L’étude a été erronée

par Mayor1 est basé sur une étude de McManus et al2 qui a de graves lacunes. Tout d’abord, les auteurs ne mentionnent pas les limites de l’utilisation des qualifications académiques avant l’admission comme une mesure de la capacité académique pré-admission. Étant donné que de nombreux étudiants en médecine de toutes les universités auront obtenu la meilleure note dans leurs examens de niveau A ou de Scottish Highers, cette mesure est sujette à un effet de plafond particulièrement sévère. ” Néanmoins, les qualifications académiques avant l’admission expliquaient la plus grande partie de la variabilité (62%) de la différence entre les performances des diplômés de chaque école, mais ceci est potentiellement une sous-estimation en raison de la limitation déclarée. dans les examens de troisième cycle, et l’effet de l’éducation post-universitaire ne sont pas mesurés de manière significative.

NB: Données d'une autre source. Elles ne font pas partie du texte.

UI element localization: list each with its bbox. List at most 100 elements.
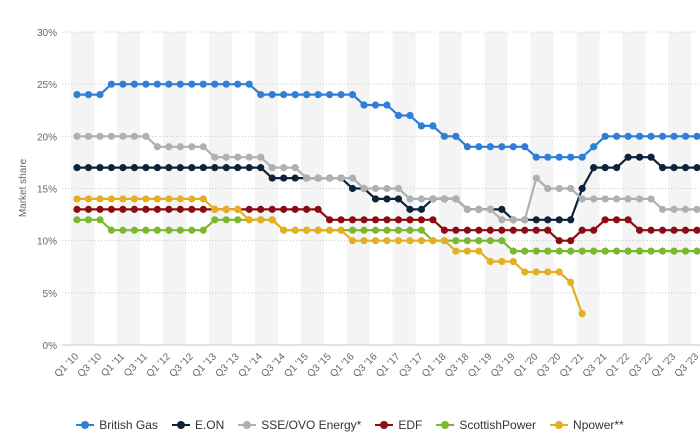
data-point[interactable] [257,153,265,161]
data-point[interactable] [498,205,506,213]
data-point[interactable] [360,237,368,245]
data-point[interactable] [280,205,288,213]
data-point[interactable] [96,205,104,213]
data-point[interactable] [567,247,575,255]
data-point[interactable] [360,101,368,109]
data-point[interactable] [624,153,632,161]
data-point[interactable] [670,226,678,234]
data-point[interactable] [429,216,437,224]
data-point[interactable] [360,184,368,193]
legend-item[interactable]: British Gas [76,418,158,432]
data-point[interactable] [532,216,540,224]
data-point[interactable] [635,247,644,255]
data-point[interactable] [394,237,403,245]
data-point[interactable] [498,216,506,224]
data-point[interactable] [590,164,598,172]
data-point[interactable] [348,91,357,99]
data-point[interactable] [130,226,139,234]
data-point[interactable] [613,195,621,203]
data-point[interactable] [590,226,598,234]
data-point[interactable] [486,226,494,234]
data-point[interactable] [199,164,207,172]
data-point[interactable] [417,237,426,245]
legend-item[interactable]: ScottishPower [436,418,536,432]
data-point[interactable] [96,216,104,224]
data-point[interactable] [199,80,207,88]
data-point[interactable] [406,226,414,234]
data-point[interactable] [532,226,540,234]
data-point[interactable] [463,237,471,245]
data-point[interactable] [601,164,609,172]
data-point[interactable] [532,247,540,255]
data-point[interactable] [245,205,253,213]
data-point[interactable] [234,153,242,161]
data-point[interactable] [337,91,345,99]
data-point[interactable] [176,205,184,213]
data-point[interactable] [130,80,139,88]
legend-item[interactable]: EDF [375,418,422,432]
data-point[interactable] [440,226,449,234]
data-point[interactable] [544,226,552,234]
data-point[interactable] [590,143,598,151]
data-point[interactable] [486,237,494,245]
data-point[interactable] [498,226,506,234]
data-point[interactable] [521,247,529,255]
data-point[interactable] [658,247,667,255]
data-point[interactable] [555,184,563,193]
data-point[interactable] [130,132,139,140]
data-point[interactable] [142,164,150,172]
data-point[interactable] [475,226,483,234]
data-point[interactable] [211,205,219,213]
data-point[interactable] [475,247,483,255]
data-point[interactable] [394,111,403,120]
data-point[interactable] [337,174,345,182]
data-point[interactable] [337,216,345,224]
data-point[interactable] [383,184,391,193]
data-point[interactable] [119,195,127,203]
data-point[interactable] [348,174,357,182]
data-point[interactable] [417,122,426,130]
data-point[interactable] [383,195,391,203]
data-point[interactable] [245,153,253,161]
data-point[interactable] [199,226,207,234]
data-point[interactable] [153,226,161,234]
data-point[interactable] [96,91,104,99]
data-point[interactable] [314,174,322,182]
data-point[interactable] [567,278,575,286]
data-point[interactable] [234,216,242,224]
data-point[interactable] [257,91,265,99]
data-point[interactable] [188,164,196,172]
data-point[interactable] [348,184,357,193]
data-point[interactable] [73,216,81,224]
data-point[interactable] [406,216,414,224]
data-point[interactable] [176,143,184,151]
data-point[interactable] [360,226,368,234]
data-point[interactable] [371,216,380,224]
data-point[interactable] [130,195,139,203]
data-point[interactable] [211,80,219,88]
data-point[interactable] [383,216,391,224]
data-point[interactable] [578,184,586,193]
data-point[interactable] [394,195,403,203]
data-point[interactable] [544,216,552,224]
data-point[interactable] [440,195,449,203]
data-point[interactable] [73,195,81,203]
data-point[interactable] [475,237,483,245]
data-point[interactable] [429,237,437,245]
data-point[interactable] [348,237,357,245]
data-point[interactable] [165,164,173,172]
data-point[interactable] [73,164,81,172]
data-point[interactable] [268,216,276,224]
data-point[interactable] [119,226,127,234]
data-point[interactable] [658,132,667,140]
data-point[interactable] [107,205,116,213]
data-point[interactable] [325,216,334,224]
data-point[interactable] [188,143,196,151]
data-point[interactable] [613,164,621,172]
data-point[interactable] [222,153,230,161]
data-point[interactable] [681,164,690,172]
data-point[interactable] [107,80,116,88]
data-point[interactable] [509,247,517,255]
data-point[interactable] [681,205,690,213]
data-point[interactable] [291,205,299,213]
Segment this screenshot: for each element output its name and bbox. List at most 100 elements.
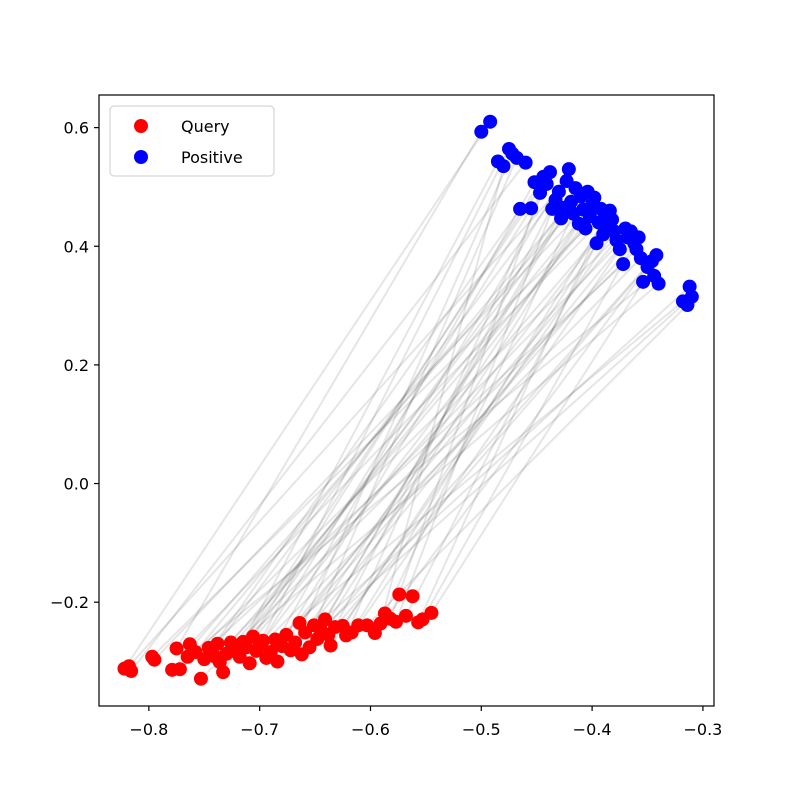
positive-point [513,201,528,216]
legend: Query Positive [109,105,275,177]
positive-point [543,165,557,180]
connector-line [329,233,605,647]
connector-line [216,191,560,645]
y-tick-label: 0.6 [64,119,89,138]
plot-frame [98,94,715,707]
connector-line [421,242,636,620]
connector-lines [123,121,693,680]
positive-point [539,176,554,191]
positive-point [518,155,533,170]
connector-line [258,207,533,647]
legend-box [109,105,275,177]
y-tick-label: 0.4 [64,237,89,256]
connector-line [298,236,640,624]
connector-line [189,221,600,646]
x-axis: −0.8 −0.7 −0.6 −0.5 −0.4 −0.3 [129,706,722,739]
positive-point [651,276,666,291]
query-point [147,652,162,667]
y-axis: −0.2 0.0 0.2 0.4 0.6 [50,119,99,612]
connector-line [248,148,510,664]
connector-line [171,191,589,671]
legend-marker-positive [134,150,148,164]
x-tick-label: −0.4 [573,720,612,739]
positive-point [554,211,569,226]
connector-line [230,208,602,644]
connector-line [262,215,591,642]
connector-line [289,236,629,651]
connector-line [294,153,514,643]
connector-line [214,230,632,658]
legend-label-query: Query [181,117,230,136]
x-tick-label: −0.6 [351,720,390,739]
connector-line [281,224,609,647]
query-point [405,589,420,604]
query-point [398,608,413,623]
positive-point [578,221,593,236]
connector-line [324,217,562,620]
connector-line [255,257,642,652]
connector-line [327,260,653,636]
query-point [318,612,333,627]
connector-line [238,176,545,658]
positive-point [649,248,664,263]
connector-line [151,227,587,658]
positive-point [605,212,620,227]
positive-point [474,124,489,139]
y-tick-label: −0.2 [50,593,89,612]
connector-line [345,183,548,636]
query-point [197,652,212,667]
connector-line [194,201,572,653]
connector-line [430,281,644,614]
positive-point [684,289,699,304]
connector-line [225,282,660,655]
connector-line [366,304,689,627]
connector-line [405,242,598,617]
connector-line [319,295,693,631]
data-points [117,114,699,686]
connector-line [276,285,691,663]
connector-line [389,192,541,620]
connector-line [350,210,611,633]
query-point [172,662,187,677]
connector-line [252,207,566,638]
connector-line [242,160,499,643]
positive-point [524,201,539,216]
query-point [392,587,407,602]
query-point [210,636,225,651]
query-point [323,638,338,653]
x-tick-label: −0.8 [129,720,168,739]
query-point [288,635,303,650]
positive-point [551,184,566,199]
legend-label-positive: Positive [181,148,243,167]
positive-point [631,230,646,245]
connector-line [123,121,491,670]
connector-line [219,204,593,663]
query-point [124,664,139,679]
connector-line [208,263,624,649]
connector-line [234,195,582,653]
connector-line [341,230,616,627]
connector-line [269,181,536,653]
connector-line [175,131,483,649]
connector-line [285,168,570,636]
positive-point [483,114,498,129]
connector-line [357,248,621,626]
legend-marker-query [134,119,148,133]
x-tick-label: −0.5 [462,720,501,739]
y-tick-label: 0.2 [64,356,89,375]
connector-line [308,187,577,648]
connector-line [379,165,505,624]
positive-point [496,159,511,174]
query-point [256,633,270,648]
positive-point [612,242,627,257]
positive-point [616,257,631,272]
x-tick-label: −0.3 [683,720,722,739]
query-point [242,656,257,671]
connector-line [301,254,658,656]
connector-line [187,275,655,658]
positive-point [561,162,576,177]
connector-line [374,266,649,634]
connector-line [274,300,684,641]
connector-line [153,208,584,661]
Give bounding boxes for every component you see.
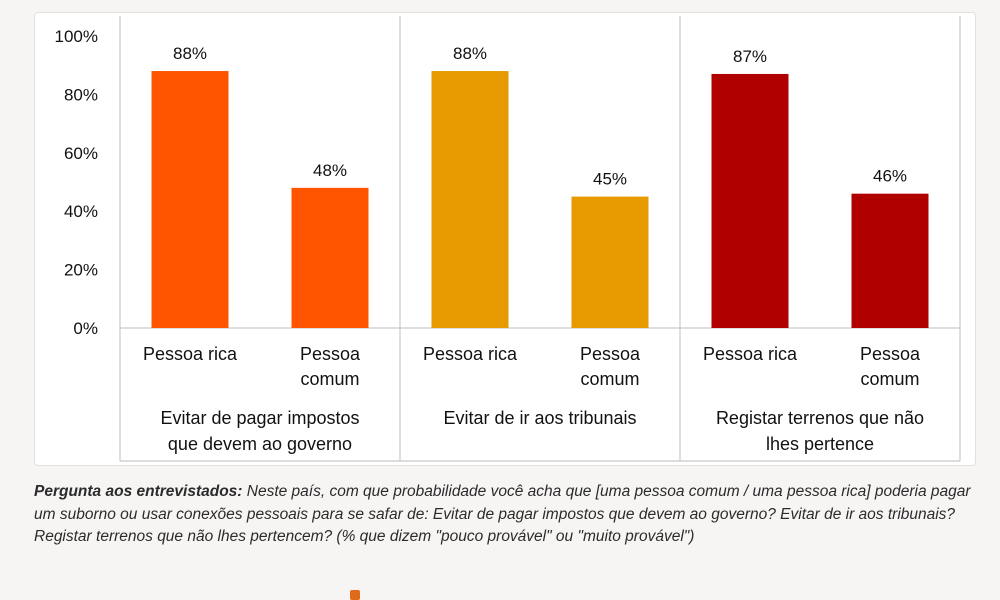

Ceci est important car il est bien reconnu que les diplômés de chaque école continuent généralement à travailler à proximité de la zone de leur école au début de leur carrière. La qualité et la quantité de l’éducation postdoctorale différera à travers le pays. Par exemple, d’après mon expérience récente, je sais qu’il existe un programme d’enseignement postdoctoral destiné spécifiquement aux membres de l’examen de la partie 1 du Collège royal des médecins (MRCP) dans l’un des établissements les plus performants, mais il n’existe aucun programme de ce genre. l’un des moins performants. En outre, une pléthore de cours commerciaux et non commerciaux visent à améliorer la performance à ces examens, principalement basés dans les grandes villes en Angleterre ou, dans une moindre mesure, en Écosse centrale. L’accès à ceux-ci peut être plus difficile pour les diplômés travaillant autour de certains des centres les moins performants tels que Belfast, Dundee ou Aberdeen, mais cela ne reflète pas l’enseignement médiocre de ces universités.